“Confirmed Judges, Confirmed Fears” is a blog series documenting the harmful impact of President Trump’s judges on Americans’ rights and liberties. Cases in the series can be found by issue and by judge at this link.
Trump justices Neil Gorsuch, Brent Kavanaugh, and Amy Coney Barrett cast deciding votes to vacate an order that invalidated a Trump census plan to exclude undocumented immigrants from the “apportionment base” – population statistics reported by the Census Bureau after each census that are used to determine how many House sears are apportioned to each state. The Court’s December 2020 ruling was in Trump v New York.
Despite the Supreme Court’s rejection in 2019 of his previous effort to add a citizenship question to the 2020 census, President Trump issued a memorandum this summer that directed the Bureau and the Commerce Department to do everything they can to exclude undocumented immigrants from the official 2020 census population counts that will be used to reapportion seats in the House of Representatives among the states. Evidence clearly suggests that one of the purposes of the directive was to reduce the number of seats allocated to and the political power of California, because of the many undocumented immigrants there.
Challenges to Trump’s directive have been filed across the country, and a special three-judge federal court in New York determined that the directive violated federal statutes and the Constitution, which require that all people be counted and their numbers included in the census and in the apportionment base. The Trump Administration appealed to the Supreme Court.
In an unsigned 6-3 opinion in which Trump justices Gorsuch, Kavanaugh and Barrett cast deciding votes, the Court vacated the lower court’s order. The majority stated it was not expressing a view on the merits of the challenge but claimed that the case is “riddled with contingencies and speculation that impede judicial review.” Specifically, the majority ruled that the original basis on which the lower court found that plaintiffs had standing to challenge the directive— that it was “chilling aliens and their families from responding to the census” – no longer existed because the census response period has ended. The majority claimed that the plaintiffs’ current argument that there was injury because of the “threatened impact” of an “unlawful apportionment” on “congressional representation and federal funding” was too dependent on “contingent future events that may not occur,” and the case was therefore not “ripe” for review. The majority noted that the Bureau has not yet provided any numbers to Trump despite an initial deadline at the end of the year, that the government had suggested at oral argument that the “policy may not prove feasible to implement in any manner,” and that there is a “significant degree of guesswork” as to which and how many undocumented immigrants, if any, can be excluded. The majority thus vacated the order and directed the lower court to dismiss the case for now.

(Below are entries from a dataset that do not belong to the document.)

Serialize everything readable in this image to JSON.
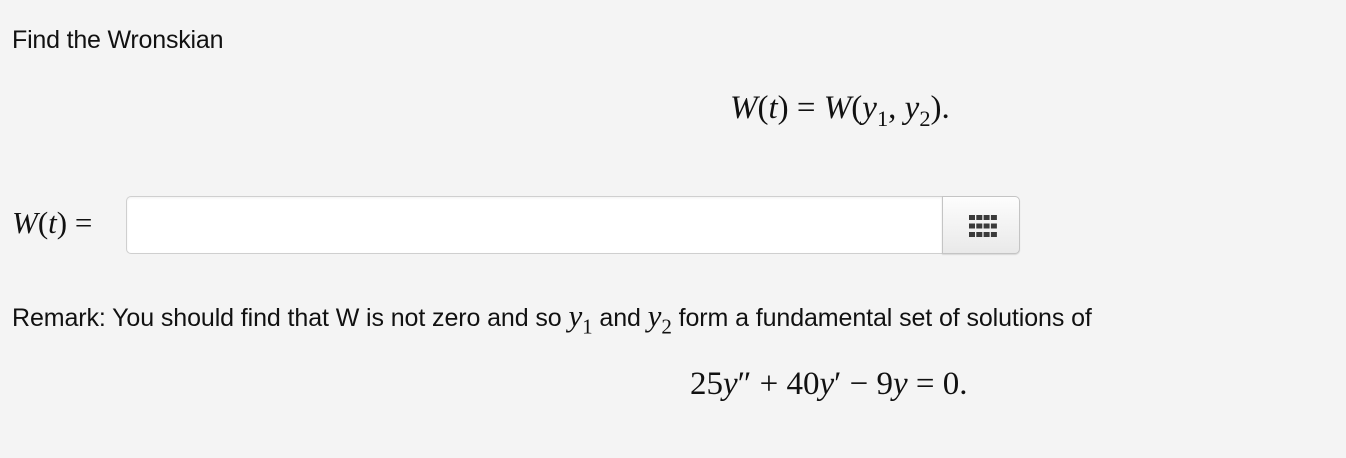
{
  "problem": {
    "title": "Find the Wronskian",
    "display_eq": {
      "lhs_fn": "W",
      "lhs_var": "t",
      "rhs_fn": "W",
      "y": "y",
      "sub1": "1",
      "sub2": "2"
    },
    "answer": {
      "label_fn": "W",
      "label_var": "t",
      "value": "",
      "placeholder": ""
    },
    "keypad_icon": "keypad-grid-icon",
    "remark": {
      "part1": "Remark: You should find that W is not zero and so ",
      "y": "y",
      "sub1": "1",
      "part2": " and ",
      "sub2": "2",
      "part3": " form a fundamental set of solutions of"
    },
    "ode": {
      "coef1": "25",
      "coef2": "40",
      "coef3": "9",
      "var": "y",
      "rhs": "0"
    }
  }
}
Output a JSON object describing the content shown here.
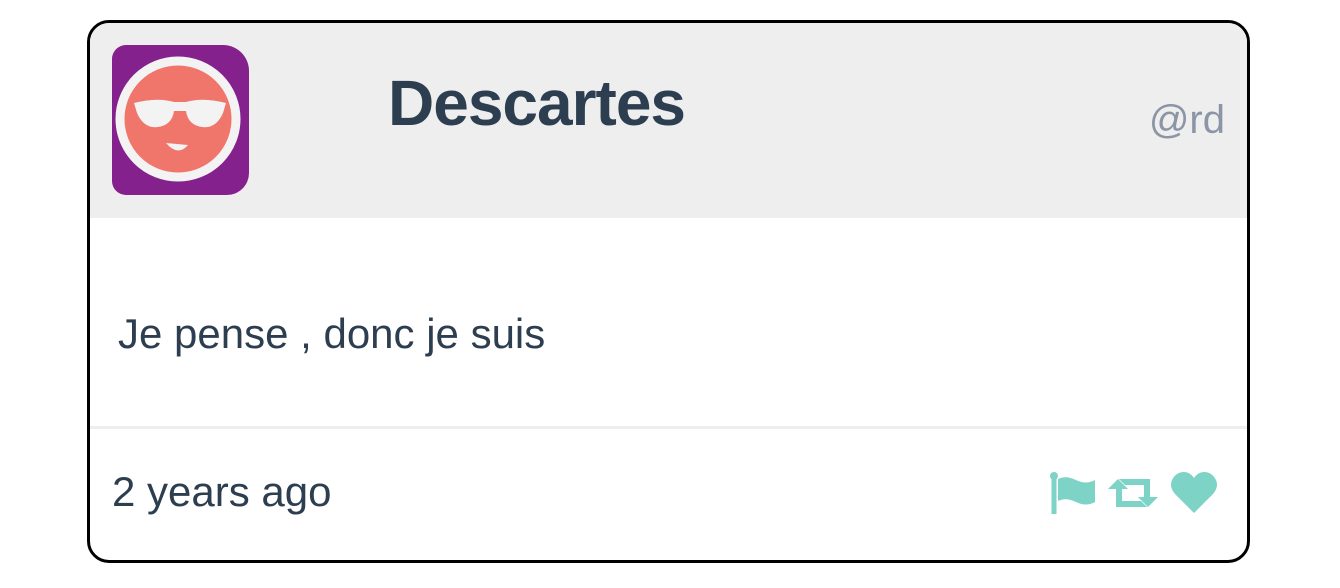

Justices Stephen Breyer, Elena Kagan, and Sonia Sotomayor strongly dissented. The dissent noted that the Court has previously “reached and resolved controversies concerning the decennial census based on a substantial risk of an anticipated apportionment harm,” so that ripeness was not in fact a barrier. Waiting until after a report by the President is submitted to Congress as the majority “seems to prefer,” the dissent explained, “risks needless and costly delays in apportionment.” Despite the implementation problems the Bureau is having, the dissent went on, there is clearly a “substantial risk” that the threatened harm will occur, especially in light of the stated purpose of the directive to reduce the “political influence” and “congressional representation” of states like California that contain undocumented immigrants. Where the government concedes that it is “working to achieve an allegedly illegal goal,” the dissent stated, the Court “should not decline” to adjudicate the case “simply because” the government “speculates that it might not fully succeed.” Even without reaching the constitutional issue, the dissent continued, it is clear that Trump’s directive violates federal law directing that all residents of a state be included in the census and the apportionment base regardless of immigration status, as reflected by “nearly 100 years” of the “consistent position” taken by the government before Trump.
What will actually happen as a result of Trump’s directive remains unclear, and if Trump does submit apportionment numbers purporting to exclude undocumented immigrants from the apportionment base while he is still President, action can hopefully be taken in response. Congress has the authority to extend reporting deadlines as well. The decision made possible by Trump justices Gorsuch, Kavanaugh and Barrett to vacate yet another ruling invalidating a Trump policy, however, remains very troubling.